Fundamentale Argumente werden ebenfalls stärker: Die Unternehmensgewinne sollen laut UBS im Geschäftsjahr 2020/21 (ab 1. April) um 40% steigen. Die Firmen selbst sagen bisher ein Wachstum von 28% voraus. Die Produzenten und Exporteure werden weiter von der externen Nachfrage profitieren, während der Dienstleistungssektor besonders kräftig wachsen dürfte. Daher werden viele Unternehmen laut Vermögensverwalter Nikko AM ihre Dividenden erhöhen. Der Anteil der Firmen, die eine Erhöhung planen, sei zuletzt um 40% und damit schneller als in den vergangenen zehn Jahren gestiegen, sagte Stratege Junichi Takayama. Der Staat könnte diesen Aufschwung beflügeln: Rund 30 Bill. Yen (227 Mrd. Euro) an Covid-Hilfen im Budget wurden noch nicht ausgegeben und könnten in strategische Sektoren wie Dekarbonisierung und Digitalisierung fließen.
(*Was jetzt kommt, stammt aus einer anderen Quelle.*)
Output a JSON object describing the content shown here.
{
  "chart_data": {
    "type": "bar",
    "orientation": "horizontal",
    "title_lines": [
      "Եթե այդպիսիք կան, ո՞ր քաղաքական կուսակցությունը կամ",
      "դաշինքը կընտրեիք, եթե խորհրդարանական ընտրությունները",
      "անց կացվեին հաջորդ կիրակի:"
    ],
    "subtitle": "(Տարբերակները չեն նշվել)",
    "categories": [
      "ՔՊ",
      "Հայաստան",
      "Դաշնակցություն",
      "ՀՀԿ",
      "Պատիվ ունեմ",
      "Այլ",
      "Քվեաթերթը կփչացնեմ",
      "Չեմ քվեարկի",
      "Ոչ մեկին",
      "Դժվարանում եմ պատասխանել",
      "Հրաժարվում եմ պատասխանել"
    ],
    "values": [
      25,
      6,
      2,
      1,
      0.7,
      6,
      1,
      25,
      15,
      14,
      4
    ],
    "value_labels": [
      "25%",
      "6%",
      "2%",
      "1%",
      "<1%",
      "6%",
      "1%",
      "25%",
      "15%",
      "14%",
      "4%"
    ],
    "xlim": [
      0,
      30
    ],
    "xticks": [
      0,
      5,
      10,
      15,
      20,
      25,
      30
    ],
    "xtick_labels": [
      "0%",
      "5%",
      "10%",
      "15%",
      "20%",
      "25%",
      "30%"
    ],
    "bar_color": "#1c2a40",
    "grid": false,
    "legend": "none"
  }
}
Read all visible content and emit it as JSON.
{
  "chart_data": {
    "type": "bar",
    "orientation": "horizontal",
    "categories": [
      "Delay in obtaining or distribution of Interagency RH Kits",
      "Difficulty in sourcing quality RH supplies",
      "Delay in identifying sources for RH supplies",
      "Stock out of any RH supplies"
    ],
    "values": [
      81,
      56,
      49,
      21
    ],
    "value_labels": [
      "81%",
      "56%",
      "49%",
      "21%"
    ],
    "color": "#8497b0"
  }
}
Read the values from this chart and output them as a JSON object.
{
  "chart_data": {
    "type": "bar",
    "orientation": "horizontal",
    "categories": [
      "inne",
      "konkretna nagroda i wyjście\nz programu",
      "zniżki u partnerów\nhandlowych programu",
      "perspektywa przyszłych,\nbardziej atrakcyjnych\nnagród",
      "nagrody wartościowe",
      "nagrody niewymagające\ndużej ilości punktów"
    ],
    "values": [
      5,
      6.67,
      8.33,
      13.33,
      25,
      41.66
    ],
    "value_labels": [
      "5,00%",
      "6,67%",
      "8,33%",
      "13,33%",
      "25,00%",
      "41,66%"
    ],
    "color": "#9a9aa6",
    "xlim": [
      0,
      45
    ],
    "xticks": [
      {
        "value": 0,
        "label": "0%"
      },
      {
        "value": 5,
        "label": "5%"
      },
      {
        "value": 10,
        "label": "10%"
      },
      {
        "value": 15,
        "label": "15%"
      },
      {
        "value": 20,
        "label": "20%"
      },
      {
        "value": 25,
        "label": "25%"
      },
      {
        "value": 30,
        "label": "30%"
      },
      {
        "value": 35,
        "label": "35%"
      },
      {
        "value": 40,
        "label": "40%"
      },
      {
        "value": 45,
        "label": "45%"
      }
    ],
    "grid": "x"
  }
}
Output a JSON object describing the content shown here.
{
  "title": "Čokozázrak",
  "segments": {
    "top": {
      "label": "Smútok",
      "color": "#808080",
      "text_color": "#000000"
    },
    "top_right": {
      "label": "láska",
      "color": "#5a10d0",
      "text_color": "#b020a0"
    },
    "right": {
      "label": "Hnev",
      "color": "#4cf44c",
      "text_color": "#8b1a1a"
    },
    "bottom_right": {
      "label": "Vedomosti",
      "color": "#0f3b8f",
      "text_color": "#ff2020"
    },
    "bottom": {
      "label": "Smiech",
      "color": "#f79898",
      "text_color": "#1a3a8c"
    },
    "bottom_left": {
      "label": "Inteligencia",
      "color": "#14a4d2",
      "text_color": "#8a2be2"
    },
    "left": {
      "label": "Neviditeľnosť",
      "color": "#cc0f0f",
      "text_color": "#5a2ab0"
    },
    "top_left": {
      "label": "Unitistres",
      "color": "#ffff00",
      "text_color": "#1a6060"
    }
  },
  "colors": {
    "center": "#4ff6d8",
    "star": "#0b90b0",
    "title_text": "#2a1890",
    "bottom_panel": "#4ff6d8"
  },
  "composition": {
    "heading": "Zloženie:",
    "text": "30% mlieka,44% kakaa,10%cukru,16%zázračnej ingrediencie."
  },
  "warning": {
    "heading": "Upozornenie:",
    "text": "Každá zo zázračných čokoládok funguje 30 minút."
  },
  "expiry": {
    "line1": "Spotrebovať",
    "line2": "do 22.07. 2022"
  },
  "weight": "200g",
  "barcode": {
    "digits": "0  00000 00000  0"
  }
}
Allerdings dämpfen mehrere Risikofaktoren die Anlagebereitschaft. Die Delta-Virusvariante verbreitet sich trotz fast komplett geschlossener Grenzen inzwischen auch in Japan. Zugleich nahmen die Infektionen in Tokio zuletzt so stark zu, dass Politiker über einen neuerlichen Notstand nachdenken. Dazu kommt die Unsicherheit, ob sich Regierungschef Yo­shihide Suga im Amt halten kann. Sein Abschneiden bei der Parlamentswahl, die voraussichtlich im September stattfindet, entscheidet darüber, ob ihn die Regierungspartei LDP als Vorsitzenden wiederwählt und damit als Premier bestätigt.

Auch die Auswahl einzelner Aktien fällt schwer. Am Jahresanfang ge­fragte Technologiewerte wie Softbank Group, Sony und Nintendo, die Kursrekorde markierten, haben ihre Zugewinne größtenteils abgegeben. Rakuten kletterten um 26% nach der Partnerschaft mit Japan Post und dem Einstieg von Tencent. Auch einige Titel aus dem stark vertretenen Halbleitersektor zählten zu den Gewinnern, da viele neue Chipfabriken ausgerüstet werden müssen. Die im Nikkei 225 notierten Anteile von Maschinenproduzent Tokyo Electron liegen in diesem Jahr 27% im Plus. Shinko Electric Industries rückten um 73% vor – der Spezialist für die Chipstapelung wird Entwicklungspartner des Branchenriesen TSMC.

Unter den bekannteren Einzeltiteln ragt Toyota mit einem Anstieg von 24% seit dem Jahreswechsel heraus. Erstmals kostete ein Anteilschein über 10000 Yen (76 Euro). Mit einem Börsenwert von 32 Bill. Yen (242 Mrd. Euro) wurde der Autobauer damit zur schwersten Aktie in Japan. J.P. Morgan wählte Toyota, Honda und Zulieferer Denso kürzlich als Fokus-Titel im Autosektor, warnte jedoch vor dem Chipmangel und einer Inflation der Rohstoffpreise als Risiken.